Undoubtedly, Singapore has its problems. Its brand of authoritarian guided development has delivered prosperity and produced the world’s slickest city state. But many Singaporeans feel something is missing in their controlled society, a hole that cannot be filled by economic growth. Yet whatever difficulties Singapore faces, these pale in comparison with those of Malaysia. Not only is Malaysia going through its worst political crisis in years after hundreds of millions of dollars found their way into the bank account of Najib Razak, the prime minister. More critically, Malaysia has been undergoing a long-term meltdown in which the political, religious and ethnic compact that has underpinned the country since independence groans under its own rotten contradictions.
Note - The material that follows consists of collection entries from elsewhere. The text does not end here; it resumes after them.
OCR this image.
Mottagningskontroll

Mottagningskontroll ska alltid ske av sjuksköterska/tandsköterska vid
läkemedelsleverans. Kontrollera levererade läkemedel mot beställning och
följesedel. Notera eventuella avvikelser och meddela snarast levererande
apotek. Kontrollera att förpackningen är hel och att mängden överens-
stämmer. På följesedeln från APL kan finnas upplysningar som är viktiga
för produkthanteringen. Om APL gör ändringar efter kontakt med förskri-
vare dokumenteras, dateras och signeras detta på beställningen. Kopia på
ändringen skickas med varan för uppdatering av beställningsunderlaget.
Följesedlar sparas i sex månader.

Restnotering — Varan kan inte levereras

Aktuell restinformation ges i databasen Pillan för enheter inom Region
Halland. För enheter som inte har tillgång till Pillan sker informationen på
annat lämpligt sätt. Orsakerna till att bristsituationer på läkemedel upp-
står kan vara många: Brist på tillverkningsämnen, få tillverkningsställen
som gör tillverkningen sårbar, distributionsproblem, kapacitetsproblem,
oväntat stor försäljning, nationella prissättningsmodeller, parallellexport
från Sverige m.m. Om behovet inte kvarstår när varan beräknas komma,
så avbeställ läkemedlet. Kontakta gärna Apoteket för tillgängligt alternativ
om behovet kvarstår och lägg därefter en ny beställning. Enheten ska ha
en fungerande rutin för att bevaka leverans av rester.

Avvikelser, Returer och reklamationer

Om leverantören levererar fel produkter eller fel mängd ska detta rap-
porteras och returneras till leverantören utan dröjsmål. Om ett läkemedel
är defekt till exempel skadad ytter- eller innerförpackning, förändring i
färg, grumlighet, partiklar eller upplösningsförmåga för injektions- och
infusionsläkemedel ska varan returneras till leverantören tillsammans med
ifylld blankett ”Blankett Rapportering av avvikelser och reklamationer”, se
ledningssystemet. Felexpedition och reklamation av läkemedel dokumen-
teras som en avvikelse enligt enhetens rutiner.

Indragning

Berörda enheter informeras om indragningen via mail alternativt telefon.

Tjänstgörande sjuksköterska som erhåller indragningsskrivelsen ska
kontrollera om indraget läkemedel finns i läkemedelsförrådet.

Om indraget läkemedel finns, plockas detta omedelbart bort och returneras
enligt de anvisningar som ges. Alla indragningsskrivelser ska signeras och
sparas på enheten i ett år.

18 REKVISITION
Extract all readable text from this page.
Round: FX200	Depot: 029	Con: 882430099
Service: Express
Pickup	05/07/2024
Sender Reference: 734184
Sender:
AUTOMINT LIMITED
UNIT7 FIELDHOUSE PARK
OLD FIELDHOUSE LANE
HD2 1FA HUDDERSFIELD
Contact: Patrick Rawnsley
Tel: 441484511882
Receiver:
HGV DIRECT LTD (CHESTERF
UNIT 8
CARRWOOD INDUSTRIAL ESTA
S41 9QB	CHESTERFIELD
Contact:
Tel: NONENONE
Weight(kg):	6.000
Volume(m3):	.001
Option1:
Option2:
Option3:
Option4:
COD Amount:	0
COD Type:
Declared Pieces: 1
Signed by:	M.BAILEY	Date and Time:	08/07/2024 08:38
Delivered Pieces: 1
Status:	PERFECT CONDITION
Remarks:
For all the doubts that nag at Singapore, from democracy to demography, the city has been an incredible success. Its per capita gross domestic product, $56,000 in nominal terms, is more than five times that of Malaysia’s $11,000.
True, in the post-Lee era, Singapore’s People’s Action party, which has held power since independence, has lost its aura of infallibility. Nearly 40 per cent of Singaporeans voted against it in the last elections. Yet, the PAP is still widely regarded as honest and competent. The same cannot be said for the United Malays National Organisation, which has clung on to power for nearly six decades. Its leader is now embroiled in a scandal linked to state investment fund 1Malaysia Development Berhad, which has racked up $11bn in debt. The country’s anti-corruption agency has denied media allegations that $675m in Mr Razak’s account came from 1MDB — it says the money came from an unnamed Middle East donor. Mr Razak denies any wrongdoing. But whatever the truth in that case, UMNO has long fronted a thoroughly corrupt political system. Malaysia’s public senses this. In the 2013 election, UMNO lost the popular vote but scraped into power thanks to an electoral system stacked in its favour. Since then, the state, too often synonymous with UMNO, has turned its guns on the opposition, jailing its leader Anwar Ibrahim, on charges of sodomy.
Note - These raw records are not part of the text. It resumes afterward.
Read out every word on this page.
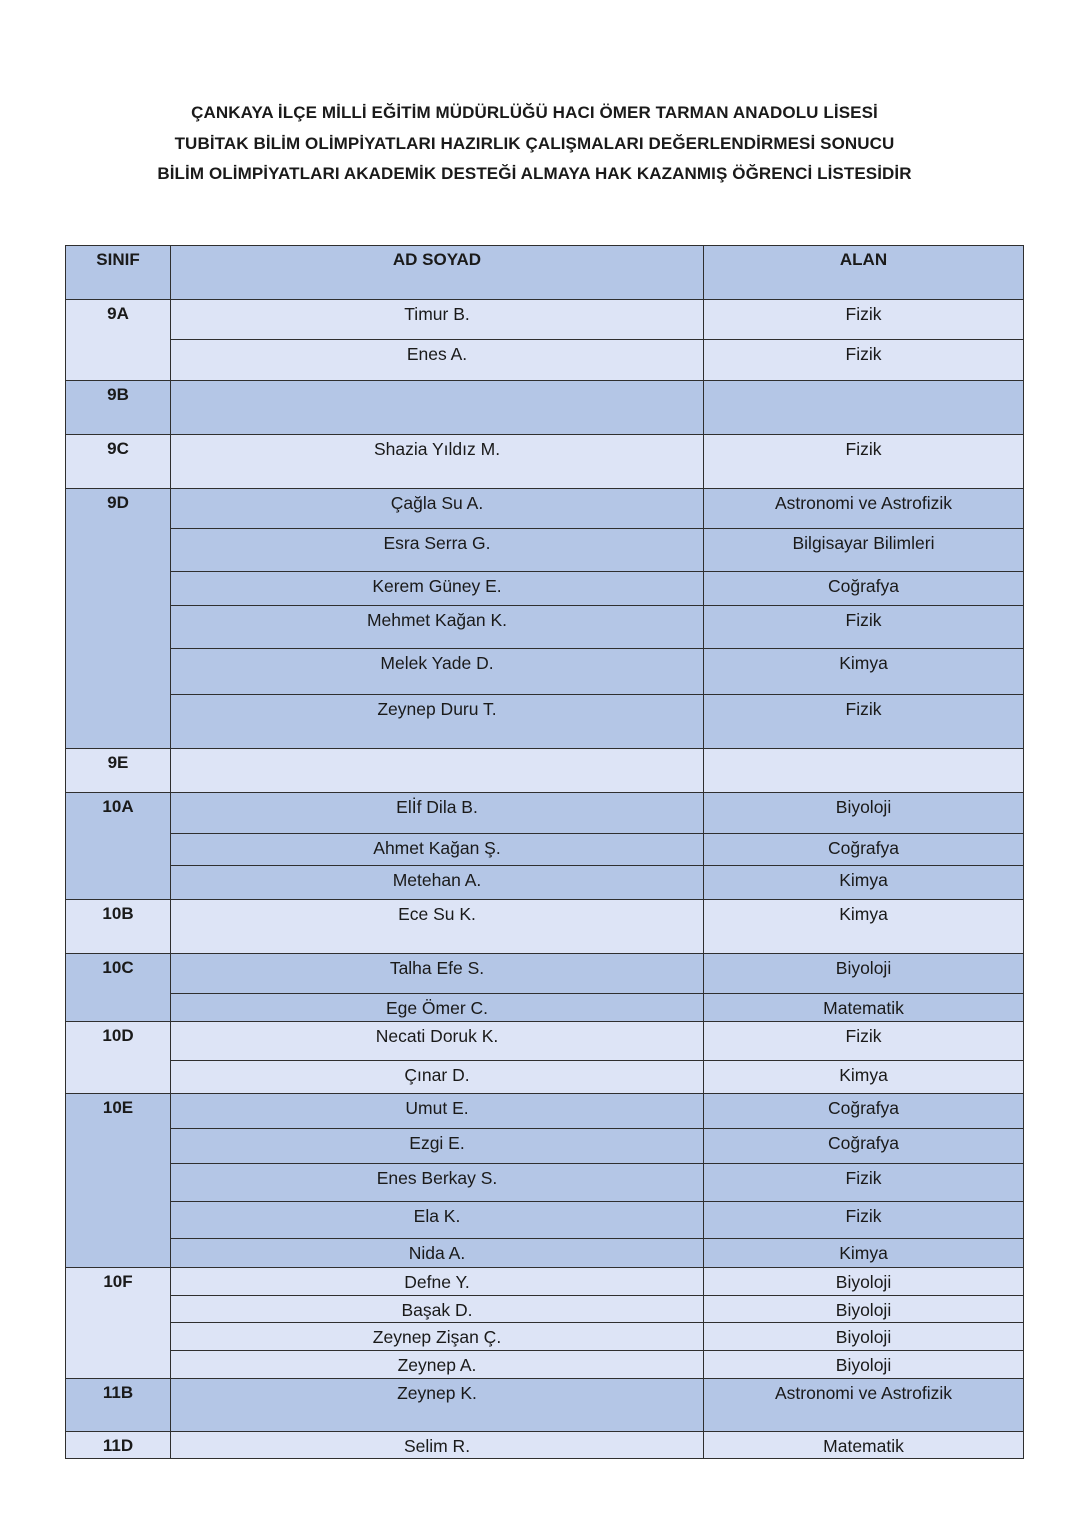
ÇANKAYA İLÇE MİLLİ EĞİTİM MÜDÜRLÜĞÜ HACI ÖMER TARMAN ANADOLU LİSESİ
TUBİTAK BİLİM OLİMPİYATLARI HAZIRLIK ÇALIŞMALARI DEĞERLENDİRMESİ SONUCU
BİLİM OLİMPİYATLARI AKADEMİK DESTEĞİ ALMAYA HAK KAZANMIŞ ÖĞRENCİ LİSTESİDİR
SINIF	AD SOYAD	ALAN

9A	Timur B.	Fizik

	Enes A.	Fizik

9B		

9C	Shazia Yıldız M.	Fizik

9D	Çağla Su A.	Astronomi ve Astrofizik

	Esra Serra G.	Bilgisayar Bilimleri

	Kerem Güney E.	Coğrafya

	Mehmet Kağan K.	Fizik

	Melek Yade D.	Kimya

	Zeynep Duru T.	Fizik

9E		

10A	Elİf Dila B.	Biyoloji

	Ahmet Kağan Ş.	Coğrafya

	Metehan A.	Kimya

10B	Ece Su K.	Kimya

10C	Talha Efe S.	Biyoloji

	Ege Ömer C.	Matematik

10D	Necati Doruk K.	Fizik

	Çınar D.	Kimya

10E	Umut E.	Coğrafya

	Ezgi E.	Coğrafya

	Enes Berkay S.	Fizik

	Ela K.	Fizik

	Nida A.	Kimya

10F	Defne Y.	Biyoloji

	Başak D.	Biyoloji

	Zeynep Zişan Ç.	Biyoloji

	Zeynep A.	Biyoloji

11B	Zeynep K.	Astronomi ve Astrofizik

11D	Selim R.	Matematik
In one sense comparing the two countries is unfair. Singapore, with a population of only 5m, is a city. Malaysia, with 450 times the land area and a population of 30m, is harder to govern. Lee, Singapore’s founding father who died in March, held Singapore tightly in his mostly benevolent grip. It is hard to see how such micromanagement could have worked in a much bigger country.
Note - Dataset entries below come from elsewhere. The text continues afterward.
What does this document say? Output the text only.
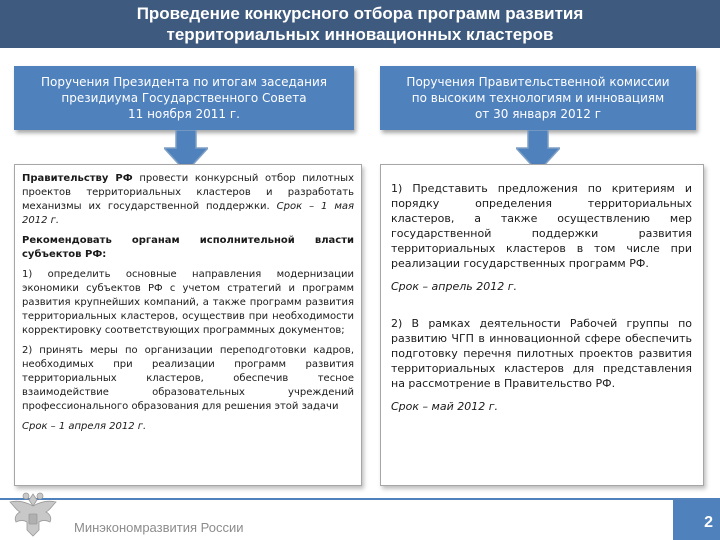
Проведение конкурсного отбора программ развития
территориальных инновационных кластеров
Поручения Президента по итогам заседания
президиума Государственного Совета
11 ноября 2011 г.
Поручения Правительственной комиссии
по высоким технологиям и инновациям
от 30 января 2012 г

Правительству РФ провести конкурсный отбор пилотных проектов территориальных кластеров и разработать механизмы их государственной поддержки. Срок – 1 мая 2012 г.

Рекомендовать органам исполнительной власти субъектов РФ:

1) определить основные направления модернизации экономики субъектов РФ с учетом стратегий и программ развития крупнейших компаний, а также программ развития территориальных кластеров, осуществив при необходимости корректировку соответствующих программных документов;

2) принять меры по организации переподготовки кадров, необходимых при реализации программ развития территориальных кластеров, обеспечив тесное взаимодействие образовательных учреждений профессионального образования для решения этой задачи

Срок – 1 апреля 2012 г.

1) Представить предложения по критериям и порядку определения территориальных кластеров, а также осуществлению мер государственной поддержки развития территориальных кластеров в том числе при реализации государственных программ РФ.

Срок – апрель 2012 г.

2) В рамках деятельности Рабочей группы по развитию ЧГП в инновационной сфере обеспечить подготовку перечня пилотных проектов развития территориальных кластеров для представления на рассмотрение в Правительство РФ.

Срок – май 2012 г.

Минэкономразвития России	2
Still, both countries have potentially combustible ethnic mixes. Singapore has done better at forging a sense of fairness and national unity, through language, meritocracy and incorruptibility. Malaysia, in the name of protecting Malays through positive discrimination, has by contrast created a crony capitalist state. It should learn from Singapore. It should show zero tolerance for corruption, starting with Mr Najib, who must clear his name or step down. Preferential treatment for Malays should be phased out and the government should forge policies of national unity, not ones of division based on religion or Malay ethnicity. Singapore has created a strong foundation from which it can move forward. Malaysia must stop the rot, or slip disastrously backwards.